Portec Rail Products Inc.'s net sales climbed 15 percent to $28 million and unaudited net income jumped 57 percent to $1.9 million compared with third-quarter 2006's totals.

Portec Rail supplies rail joints, anchors and spikes; railway friction management products; railway wayside data collection and data management systems; and load securement systems.

FreightCar America, Inc.'s sales reached $162.1 million and net income totaled $8.7 million compared with $395.8 million and $36.8 million, respectively, in third-quarter 2006.

The income drop "reflects lower volume and the impact of a more competitive pricing environment, FreightCar America officials said in a prepared statement.

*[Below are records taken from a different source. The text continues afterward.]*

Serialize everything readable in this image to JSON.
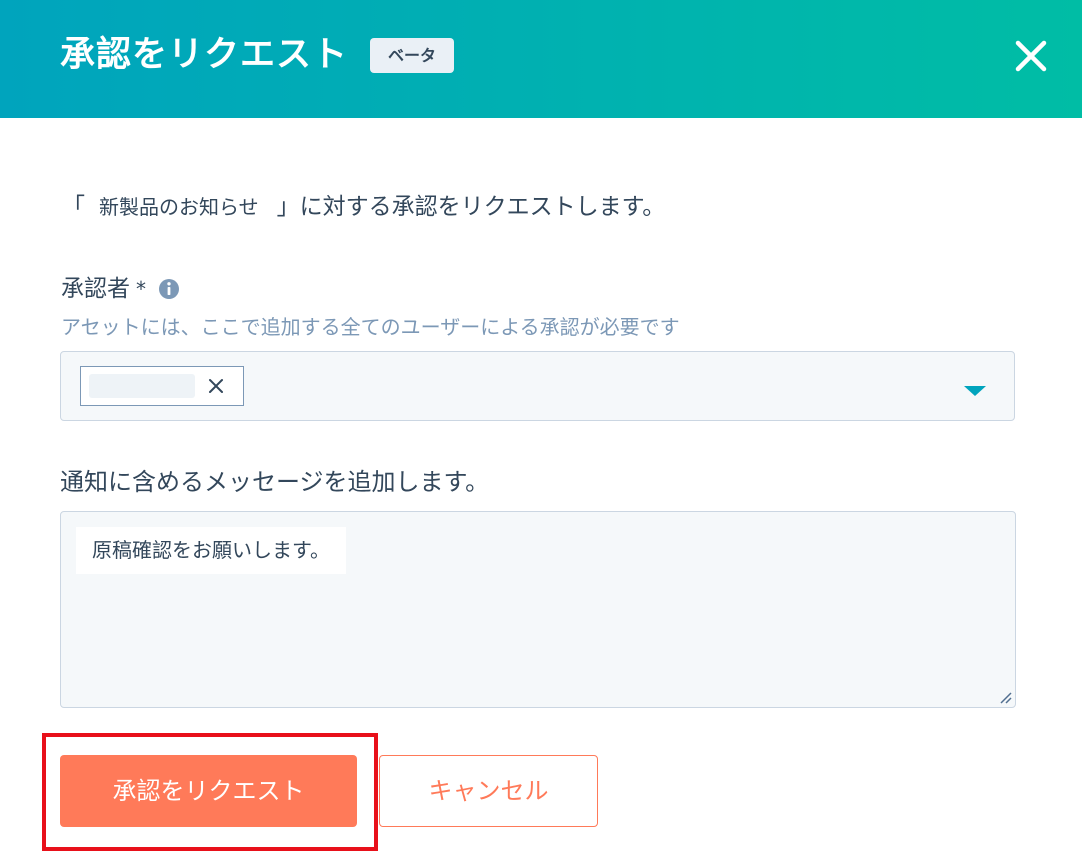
{
  "header": {
    "title": "承認をリクエスト",
    "badge": "ベータ",
    "close_icon": "close-icon"
  },
  "intro": {
    "open_bracket": "「",
    "asset_name": "新製品のお知らせ",
    "text": "」に対する承認をリクエストします。"
  },
  "approvers": {
    "label": "承認者",
    "required_mark": "*",
    "info_icon": "info-icon",
    "help": "アセットには、ここで追加する全てのユーザーによる承認が必要です",
    "remove_icon": "close-icon",
    "dropdown_icon": "caret-down-icon"
  },
  "message": {
    "label": "通知に含めるメッセージを追加します。",
    "value": "原稿確認をお願いします。"
  },
  "footer": {
    "submit_label": "承認をリクエスト",
    "cancel_label": "キャンセル"
  },
  "colors": {
    "header_gradient_start": "#00a4bd",
    "header_gradient_end": "#00bda5",
    "primary": "#ff7a59",
    "text": "#33475b",
    "help_text": "#7c98b6",
    "field_bg": "#f5f8fa",
    "field_border": "#cbd6e2",
    "caret": "#00a4bd",
    "highlight": "#e8101a"
  }
}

Rail-car orders totaled 1,262 units vs. 2,262 units in the second quarter and 357 units in third-quarter 2006. The company's backlog fell to 4,930 units as of Sept. 30 compared with 5,589 units on June 30 and 12,176 units on Sept. 30, 2006.

Meanwhile, Trinity Industries Inc.'s TrinityRail subsidiary delivered 7,070 rail cars and received orders for 4,500 units during the third quarter. The subsidiary's backlog on Sept. 30 totaled 31,300 cars valued at $2.6 billion vs. 32,200 cars valued at $2.5 billion on Sept. 30, 2006. Trinity Industries Leasing Co.'s fleet on Sept. 30 totaled 35,890 cars compared with 29,200 cars a year earlier.

The Andersons Inc. Rail Group's lease fleet stood at 22,600 cars and locomotives on Sept. 30 compared with 20,400 cars and locomotives in September 2006. The group's operating income climbed from $4.9 million to $5.8 million and revenue jumped from $27 million to $34 million year over year.